# [SOLVED] HTC Hero tethering to Gentoo laptop

## Cyberwizzard

I am trying to tether my HTC Hero to my laptop running the latest Gentoo kernel.

I tried enabling 'usbnet', 'cdc_ether' and 'rndis_host' in my kernel (all as modules) as that seems to be the magic needed to get it to work: it doesn't.

I am sitting next to an Ubuntu system where merely plugging in the phone enables the tethering (I get a NIC called 'usb0' which gets configured by NetworkManager) so I reckoned I should be able to do the same on my computer but so far I can't figure out what seems to be missing.

One thing bothering me is the fact that the drivers I just mentioned have no device ID's (except for a black- and whitelist, which is more of a hack). So how does the system detect its an RNDIS device and the 'rndis_host' driver should take over? I think thats the part missing here.

Device ID is: 0bb4:0ffe, shows up as High Tech Computer Corp.

Edit: fixed by upgrading kernels, see below.

----------

## poly_poly-man

go to ubuntu, run lsusb -k with the device plugged it. enable that option in your gentoo kernel.

----------

## Cyberwizzard

Did you mean 'lsusb -t' to display the tree?

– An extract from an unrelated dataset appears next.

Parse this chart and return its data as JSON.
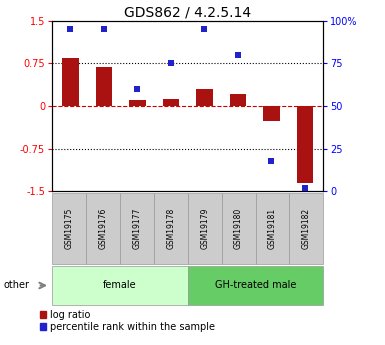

The tree says driver=rndis_host which I already had  :Sad: 

----------

## poly_poly-man

okay, then it should be working - check dmesg for that device, it may be coming in as eth1 or 2...

----------

## Cyberwizzard

 *poly_poly-man wrote:*   

> okay, then it should be working - check dmesg for that device, it may be coming in as eth1 or 2...

 

I'm sorry, I meant that I had installed the rndis_host driver already, just like on the Ubuntu machine. The difference is that my system does not recognize the HTC Hero while the Ubuntu system does.

I just saw that I am using vanilla instead of gentoo-sources (because I needed the updated DRM for Nouveau) so I am currently upgrading from 2.6.34-rc2 to 2.6.34-rc4 and installing Gentoo sources to test if a different kernel fixes it.

As a weird 'side-effect' running 'lsusb -t' when the Hero is connected caused lsusb to segfault...

Edit: for some reason rc2 did break the rndis driver although the changelog seems to have nothing mentioning this. Anyways, switching kernels fixed the problem. Thanks for thinking along  :Smile: 

----------